アリサの話を要約すると、脱獄したシーザックを追っていたアリサが、俺が気絶した直後にドラゴーンの魔力を察知してテレポートで来てくれたらしい。そしてドラゴーンに一撃魔法を入れ、その隙に俺とエリス、リーザックを抱えテレポートで街まで帰還したらしい。ちなみにリーザックは俺の剣により重症だったものも、アリサの治癒魔法で回復し、今は国の牢獄に入れられたそうだ。
「シュウ、お前さんこの3ヶ月で何かあったか?こないだあった時よりも、魔力の量が明らかに変わっていたぞ。いや、そもそもお前さんには魔力がなかったはずだが」
アリサは話を終えると、俺に質問してきた。
「何かって言われても、あ、そうだ思い出した。俺、魔力石飲み込んでモンスター化しようとして、あれ?そういえば何で俺、インゲンにならなかったんだ」
俺がその時のこと淡々と言うと、エリスは俺に叫んだ。
「魔力石を飲み込んだって、何してるのシュウ君」
「いや、だってエリスがドラゴンでも魔力の塊を体内に入れればモンスター化するって言ってたから
「いや、確かに言ったけど。じゃあ何、シュウ君はインゲンになろうとしたってことなの?」
「とりあえず2人とも落ち着け」
俺とエリスが言い合っているとアリサが仲裁してくれた。
「まずシュウ、モンスター化というのは体内の魔力と外部の魔力の違いによる拒否反応によって発動するものだから、魔力のほとんど無かったお前さんではモンスターにはなれなかっただろう」
「でも俺魔力石を飲み込んだ後、確かに魔力がめちゃくちゃ増えたのを感じたよ、というか何で俺の魔力が全然ないって知ってたんだ?」
「それは3ヶ月前、瀕死だったお前さんを助けたのが私だからだ」
「3ヶ月前ってもしかして俺が最初に来た時の」
「その話は今はいいだろ。それよりもお前たちに頼みたいことがあるのだ」
そう言うとアリサは、にたっと笑い、俺に問いかけた。
「シュウお前さんエリスと一緒に旅に出てはくれないか?」
「「えっ!」」
俺とエリスは同時に声を上げた。
「そうだ。
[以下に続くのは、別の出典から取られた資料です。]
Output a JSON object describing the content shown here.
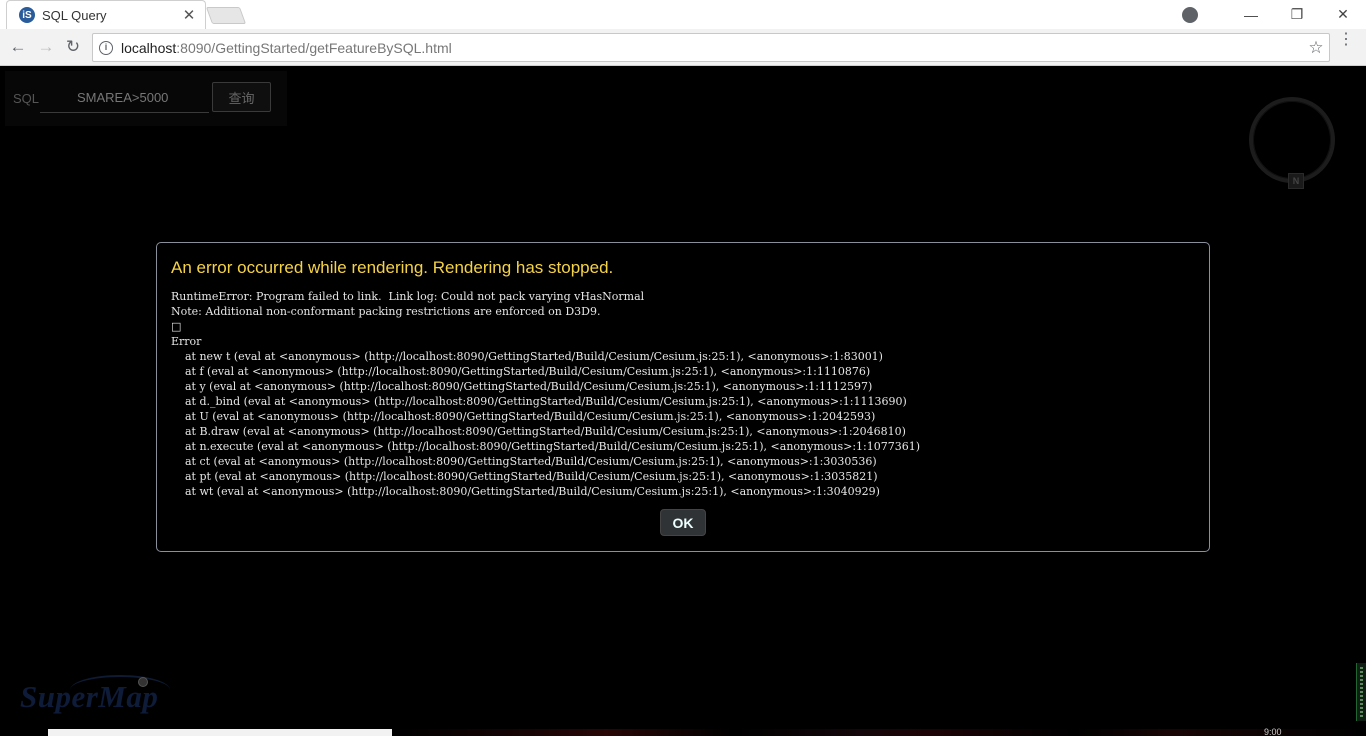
{
  "browser": {
    "tab_title": "SQL Query",
    "tab_favicon": "iS",
    "url_host": "localhost",
    "url_rest": ":8090/GettingStarted/getFeatureBySQL.html"
  },
  "sql_panel": {
    "label": "SQL",
    "input_value": "SMAREA>5000",
    "query_button": "查询"
  },
  "compass": {
    "north_label": "N"
  },
  "logo": {
    "text": "SuperMap"
  },
  "time_fragment": "9:00",
  "error_dialog": {
    "title": "An error occurred while rendering. Rendering has stopped.",
    "message": "RuntimeError: Program failed to link.  Link log: Could not pack varying vHasNormal\nNote: Additional non-conformant packing restrictions are enforced on D3D9.\n□\nError\n    at new t (eval at <anonymous> (http://localhost:8090/GettingStarted/Build/Cesium/Cesium.js:25:1), <anonymous>:1:83001)\n    at f (eval at <anonymous> (http://localhost:8090/GettingStarted/Build/Cesium/Cesium.js:25:1), <anonymous>:1:1110876)\n    at y (eval at <anonymous> (http://localhost:8090/GettingStarted/Build/Cesium/Cesium.js:25:1), <anonymous>:1:1112597)\n    at d._bind (eval at <anonymous> (http://localhost:8090/GettingStarted/Build/Cesium/Cesium.js:25:1), <anonymous>:1:1113690)\n    at U (eval at <anonymous> (http://localhost:8090/GettingStarted/Build/Cesium/Cesium.js:25:1), <anonymous>:1:2042593)\n    at B.draw (eval at <anonymous> (http://localhost:8090/GettingStarted/Build/Cesium/Cesium.js:25:1), <anonymous>:1:2046810)\n    at n.execute (eval at <anonymous> (http://localhost:8090/GettingStarted/Build/Cesium/Cesium.js:25:1), <anonymous>:1:1077361)\n    at ct (eval at <anonymous> (http://localhost:8090/GettingStarted/Build/Cesium/Cesium.js:25:1), <anonymous>:1:3030536)\n    at pt (eval at <anonymous> (http://localhost:8090/GettingStarted/Build/Cesium/Cesium.js:25:1), <anonymous>:1:3035821)\n    at wt (eval at <anonymous> (http://localhost:8090/GettingStarted/Build/Cesium/Cesium.js:25:1), <anonymous>:1:3040929)",
    "ok_button": "OK"
  },
  "colors": {
    "dialog_title": "#f5d347",
    "dialog_border": "#8a8f9c",
    "background": "#000000"
  }
}
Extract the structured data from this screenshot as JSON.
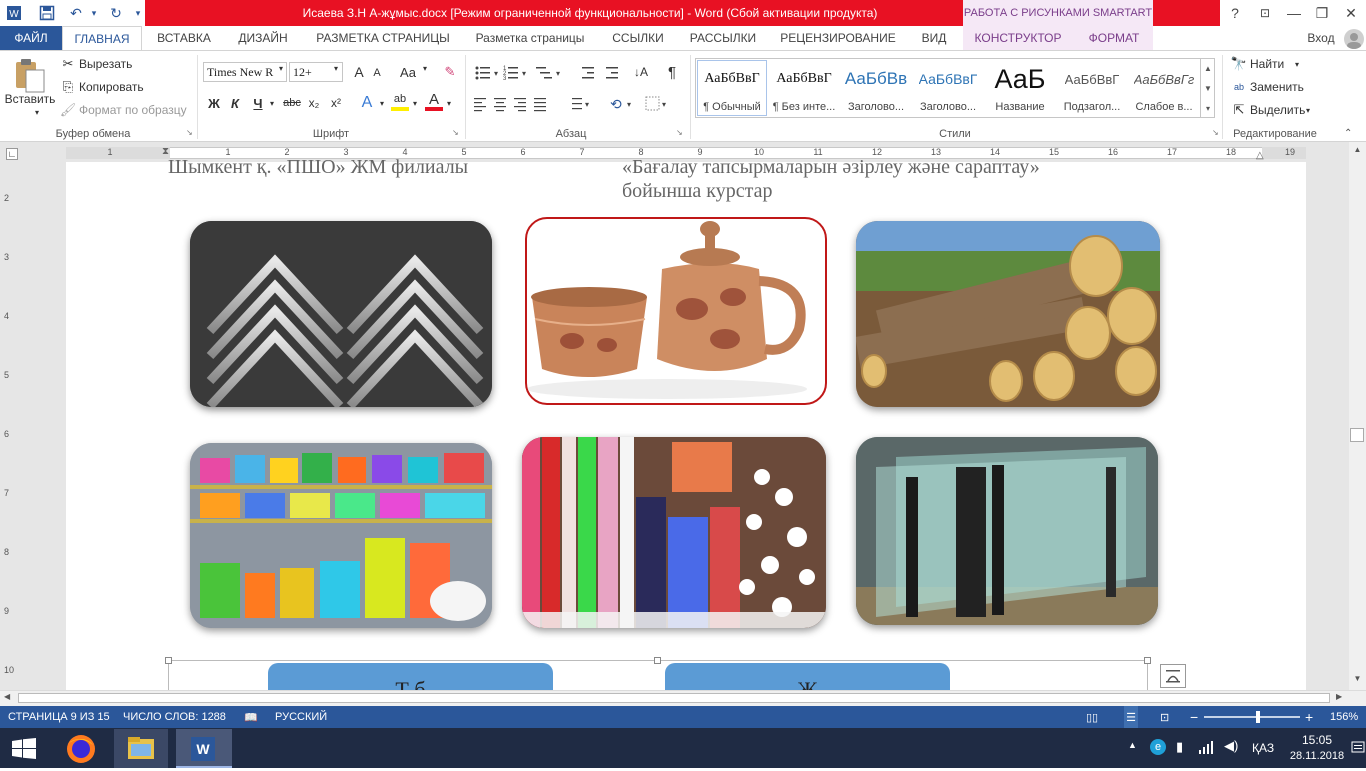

と言ってもここから2、3日のところにあるダンジョンの奥にある鉱物を取って来てほしいだけなのだがな」
「俺は良いけどエリスは?」
「シュウ君と2人で旅か〜」
俺がエリスにアリサの返事を聞こうとすると、エリスは上の空で何かボソボソ言っていた。
「エリス聞いてる?」
「え、あ、うん。旅だよね大丈夫、私はいけるよ」
俺が再度聞くとエリスは少し顔を赤らめながら返事をした。
「ではシュウの体力が回復次第向かってくれ」
そしてアリサはエリスを連れて部屋を出て行った。